Najat Razi: le cas Hajar est une affaire de droits humains

Najat Razi, chercheur en sociologie et militante pour la défense des droits des femmes

L’arrestation de Hajar Raissouni a remis sur le tapis la question de la dépénalisation de l’avortement. Quel regard portez- vous sur cette affaire?
En tant que militante pour la défense des droits des femmes, je ne peux que me solidariser avec Hajar Raissouni. Il s’agit pour moi de l’affaire d’une femme victime d’une violation des droits humains, relatifs à son intégrité physique et morale, privée de sa liberté d’une manière abusive.
Cette accusation trouve son fondement dans une loi discriminatoire qui interdit l’interruption volontaire de la grossesse et la pénalise. Il s’agit là du Code pénal, qui date des années 60, qui est actuellement objet de réforme devant le Parlement, et dont le mouvement féministe marocain n’a cessé de revendiquer sa refonte globale depuis les années 90.

L’affaire Raissouni pose le problème du double discours des Islamistes, d’un côté le puritanisme, d’un autre des pratiques en contradiction avec ce qu’ils prêchent...
En tant que militante des droits des femmes, je refuse dans ces circonstances d’entrer dans un débat pareil. En tant que sociologue, je ne peux pas non plus m’avancer à tirer des conclusions sans avoir des éléments précis pouvant fonder un avis. Le débat actuel, à mon avis, ne concerne pas le mouvement islamiste, ni les positions politiques de Hajar Raissouni ou de son entourage.
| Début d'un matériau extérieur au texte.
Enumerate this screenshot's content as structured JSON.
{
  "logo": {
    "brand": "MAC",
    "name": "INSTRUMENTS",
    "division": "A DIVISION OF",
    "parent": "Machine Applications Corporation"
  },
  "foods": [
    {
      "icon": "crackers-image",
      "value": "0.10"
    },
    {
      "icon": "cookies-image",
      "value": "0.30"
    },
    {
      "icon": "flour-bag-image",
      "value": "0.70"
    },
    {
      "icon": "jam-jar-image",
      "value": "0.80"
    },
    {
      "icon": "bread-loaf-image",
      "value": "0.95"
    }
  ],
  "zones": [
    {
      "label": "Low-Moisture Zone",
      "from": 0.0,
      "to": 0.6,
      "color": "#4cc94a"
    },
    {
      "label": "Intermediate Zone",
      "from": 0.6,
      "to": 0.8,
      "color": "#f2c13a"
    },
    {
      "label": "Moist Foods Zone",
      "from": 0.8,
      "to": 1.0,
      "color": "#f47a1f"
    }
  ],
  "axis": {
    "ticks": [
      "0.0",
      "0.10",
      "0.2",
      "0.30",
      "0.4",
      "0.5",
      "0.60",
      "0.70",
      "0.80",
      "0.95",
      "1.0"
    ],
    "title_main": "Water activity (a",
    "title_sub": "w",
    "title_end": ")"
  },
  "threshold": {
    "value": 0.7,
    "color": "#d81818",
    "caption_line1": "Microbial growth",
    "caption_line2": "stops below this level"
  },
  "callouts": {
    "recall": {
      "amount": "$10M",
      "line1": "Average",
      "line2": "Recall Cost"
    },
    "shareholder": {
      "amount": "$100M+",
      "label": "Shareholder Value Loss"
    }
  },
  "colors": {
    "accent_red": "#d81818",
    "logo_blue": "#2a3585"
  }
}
La mobilisation pour la libération de Hajar et de ses compagnons accusés dans la même affaire émane d’un référentiel universel de droits humains, qui considère que seule la femme a le droit de disposer de son corps, et de décider dans tout ce qui concerne sa maternité.

Pourquoi se solidariser avec Hajar Raissouni, qui n’est pas forcément d’accord avec votre combat pour dépénaliser l’avortement?
Notre solidarité avec Hajar ne concerne pas seulement sa personne, mais toutes les femmes qui ont connu, ou qui pourraient connaître le même sort. La question de son appartenance politique ou idéologique ne se pose guère pour les défenseurs des droits humains. La Déclaration universelle des droits de l’Homme ne fait pas de distinction entre les humains ni sur la base de leur nationalité, leur sexe, leur origine, leur couleur, leur religion ou leurs idées politiques. C’est à partir de ce référentiel que je suis solidaire avec Hajar Raissouni, abstraction faite de ce qu’elle peut penser de l’avortement ou de mon combat pour légaliser l’avortement et mettre fin à cette hypocrisie sociale qui n’a que trop duré.

Peut-on s’attendre à l’abrogation de l’incrimination de l’avortement assisté médicalement?
Tout le monde sait que l’avortement est pratiqué quotidiennement dans notre société. Il s’agit d’une pratique sociale courante. Souvent dans des conditions lamentables menaçant la vie de la femme qui a choisi d’interrompre sa grossesse.

Les statistiques montrent que nous avons dans les prisons des femmes qui n’ont commis aucun crime, mais qui ont été jugées et sanctionnées pour avoir interrompu leur grossesse. L’affaire Hajar Raissouni doit nous inciter à multiplier les efforts pour revoir les textes de loi et les rendre plus compatibles avec l’évolution sociale. Nous avons mené une campagne assez vigoureuse de soutien à la jeune fille mineure Amina Filali. Celle-ci a été mariée, malgré elle à la fin 2011, à son violeur. La loi garantit l’impunité au violeur qui accepte d’épouser sa victime. Résultat: le 24 mars 2012, elle a mis fin à ses jours.

Mais la mobilisation qui a été faite autour de cette affaire, malgré le prix fort payé, a joué un rôle primordial dans la réforme partielle du Code pénal en cette période, par l’abrogation de l’article 475.